The purple orchid seems to be one of the more popular orchids in the world today. Perhaps it is because the color purple has special significance in world culture. Purple was, of course, the color of vestments in ancient Rome. Additionally, it was often used in the garments of royalty and nobility, as purple fabric and dye were hard to come by.
It seems that the purple orchid has its name borrowed for many products. Calvin Klein appropriated the flower for one more perfume in a long line of (overpriced) perfumes. There are also other lesser known and more reasonably priced perfumes that also appropriate the orchid’s name. But perfumes are not the only appropriators of the purple orchid’s name and fragrance. The faux orchid has been borrowed as a device in kitchen and house and home ware items. There are even a number of inns that use “purple orchid” in the inn’s name.

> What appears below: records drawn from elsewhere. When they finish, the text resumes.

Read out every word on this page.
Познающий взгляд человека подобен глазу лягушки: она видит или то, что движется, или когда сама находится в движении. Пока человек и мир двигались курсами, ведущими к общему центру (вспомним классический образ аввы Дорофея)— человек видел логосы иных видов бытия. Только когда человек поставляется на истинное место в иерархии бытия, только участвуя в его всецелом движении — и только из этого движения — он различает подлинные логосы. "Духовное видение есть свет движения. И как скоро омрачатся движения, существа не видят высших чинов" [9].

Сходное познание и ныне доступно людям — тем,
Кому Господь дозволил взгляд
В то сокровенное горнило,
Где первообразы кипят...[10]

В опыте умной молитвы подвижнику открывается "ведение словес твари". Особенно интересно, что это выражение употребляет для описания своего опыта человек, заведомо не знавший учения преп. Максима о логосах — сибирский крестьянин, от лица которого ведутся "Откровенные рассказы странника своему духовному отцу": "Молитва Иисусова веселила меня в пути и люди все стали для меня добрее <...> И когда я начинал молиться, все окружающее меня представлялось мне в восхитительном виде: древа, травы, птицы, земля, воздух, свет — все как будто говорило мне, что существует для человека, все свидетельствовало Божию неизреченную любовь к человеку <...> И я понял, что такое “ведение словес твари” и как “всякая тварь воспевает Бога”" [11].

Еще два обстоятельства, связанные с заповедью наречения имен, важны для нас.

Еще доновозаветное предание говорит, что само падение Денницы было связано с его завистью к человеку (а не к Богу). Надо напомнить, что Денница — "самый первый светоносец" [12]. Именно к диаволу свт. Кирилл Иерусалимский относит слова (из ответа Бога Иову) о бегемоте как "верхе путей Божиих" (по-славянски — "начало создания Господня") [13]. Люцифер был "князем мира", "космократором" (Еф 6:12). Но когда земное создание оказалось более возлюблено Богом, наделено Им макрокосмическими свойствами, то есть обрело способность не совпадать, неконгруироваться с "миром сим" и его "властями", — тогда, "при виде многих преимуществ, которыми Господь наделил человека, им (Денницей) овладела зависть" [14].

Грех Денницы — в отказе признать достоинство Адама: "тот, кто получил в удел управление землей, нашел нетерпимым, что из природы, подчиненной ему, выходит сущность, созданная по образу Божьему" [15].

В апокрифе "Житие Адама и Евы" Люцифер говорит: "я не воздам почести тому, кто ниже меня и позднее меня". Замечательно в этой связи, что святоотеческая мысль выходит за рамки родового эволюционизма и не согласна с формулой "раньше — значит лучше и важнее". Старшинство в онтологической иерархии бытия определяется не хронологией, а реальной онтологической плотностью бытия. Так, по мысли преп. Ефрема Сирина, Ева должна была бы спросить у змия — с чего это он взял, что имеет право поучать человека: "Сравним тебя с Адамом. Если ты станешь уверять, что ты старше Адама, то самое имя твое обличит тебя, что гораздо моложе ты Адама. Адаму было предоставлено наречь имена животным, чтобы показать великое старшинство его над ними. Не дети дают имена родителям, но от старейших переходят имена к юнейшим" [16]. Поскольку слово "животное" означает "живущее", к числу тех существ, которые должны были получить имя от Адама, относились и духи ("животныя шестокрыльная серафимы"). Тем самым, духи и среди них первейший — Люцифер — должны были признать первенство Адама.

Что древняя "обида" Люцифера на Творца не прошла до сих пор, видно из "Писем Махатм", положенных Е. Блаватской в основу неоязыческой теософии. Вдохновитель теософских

But what about the actual orchid plant? It is part of one of the largest families of plants recorded by biologists – with an estimated 25,000 species in total. It is also noted for being one of the most evolutionarily-advanced species of flowering plant. This is primarily because it is well-adapted to attracting pollinators. It also provides a natural landing pad for pollinators, which greatly facilitates pollination.
While the purple orchid is relatively rare when compared to other orchid species, it is still relatively easy to purchase. Burpee, for instance, sells packs of orchid seeds for as little as $1.99. If you want to buy them in bulk, the per-pound rate will decrease significantly.
Once you have purchased your purple orchid, you will want to make sure that it receives the proper care. You can do this by purchasing soil nutrients and ensuring that it receives at least a little shade; as well as a weekly watering.